The white wine spectrum is a vast and varied one. Some lighter wines, such as Riesling and Sauvignon Blanc, have fewer calories than the average, around 24 calories per ounce. But on the other end of that scale, dessert wine can be up to four times more!
It's crucial when choosing your glass of wine at dinner or social gathering that you're aware of how much alcohol it contains but also just how many hidden sugars are in each bottle. If you're watching your weight, white wines are a much better choice than reds.
Red wine is often stronger than white wines, with an average of 13.5% ABV content, but it can range between 12% to 15%. The higher alcohol level in reds comes from the grapes harvested later in the season when they are riper and have a higher sugar concentration that can ferment into ethanol during the fermentation process.
White wine is most popularly consumed for its crisp, sweet taste. White grapes are generally harvested while still unripe and less ripe than their dark counterparts, so the alcohol content in white wines ranges from 5% to 14%. The 10% average ABV makes it lighter on your palette but just as refreshing!
As delicious as wine may be, alcohol is still harmful to your health. Thus, this round goes to white wine, which has a lower alcohol percentage than red wine.
When you get a headache after drinking wine, the culprit is likely histamines rather than sulfites. The grape skins contain this compound, and white wines have lower histamine levels than reds because they're made without the skins.
Wine is known to cause allergic reactions in some people because it contains histamines. Histamines are naturally produced by fermentation, so if you’re not able to metabolize them, there will be an immediate reaction like a headache or facial flushing. But if you still prefer to drink reds, you can consider taking antihistamine beforehand.
The acidity of a dry red wine will help bring out the flavors in your dish. Young, berry-like wines with moderate tannins are ideal for foods that need more zing than richness. Avoid using wines with too much oak or tannin present to overshadow the flavor profile. Red wine is also one of the best white wine substitutes you can use but with restrictions.

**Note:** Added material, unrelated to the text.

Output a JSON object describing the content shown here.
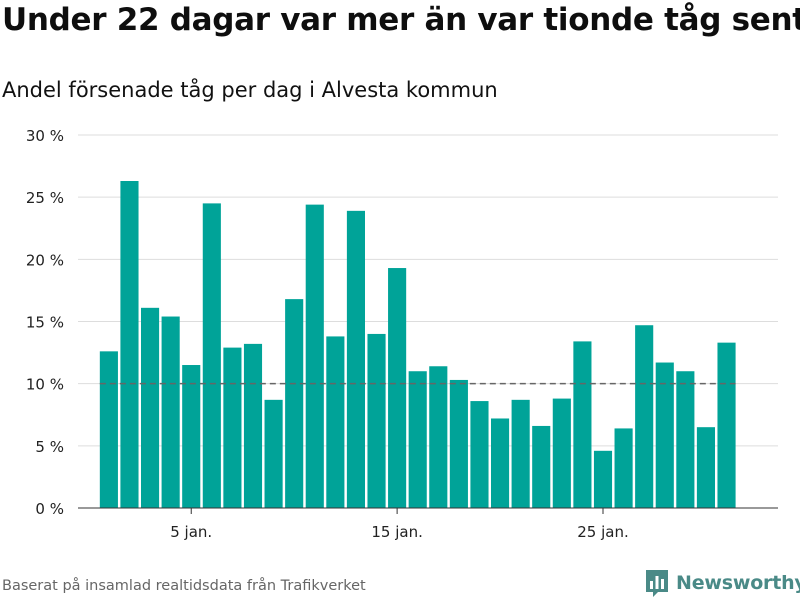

Dry white wines with higher acidity work wonderfully for cooking too. Sauvignon Blancs, Pinot Grigios, Pinot Gris, etc., tend to offer the best flavors in an acidic environment! These types also happen to be very refreshing, making them perfect for light dishes. Fuller whites with strong oaky tastes don't do so great here as these often have lower acidity levels than crisper wine counterparts.
Red and white wines play an individual role in cooking, and they both have their purposes in different dishes; thus, this round is a tie.
One way to make your red wine more enjoyable is by pairing it with food that will contrast in taste and texture. For example, rich meat pairs well with bold-flavored red wine because the two have similar textures. Consider other pairings like wine and cheese or chocolate, which would be lighter on flavor.
Dry white wines are perfect for any seafood dish. They also go great with sweet foods and anything citrusy, so if you're planning a brunch menu, make sure to grab some! These whites have the right acidity that cuts through sweets as well as just enough sweetness themselves that they won't overwhelm your palate.
Just like in cooking, red and white wines have their designated roles in food pairings. There's no point in picking one that outshines the other when they're intended for different things.
Based on the factors above, red wine vs. white wine are neck and neck in every category. Much like any food and drink, the decision about which one is better lies in the consumer.
Some people just consider the health factor as the upper hand of reds; that’s why they regard it as the better option because it's healthier. However, some may have other criteria that would make them prefer whites over reds.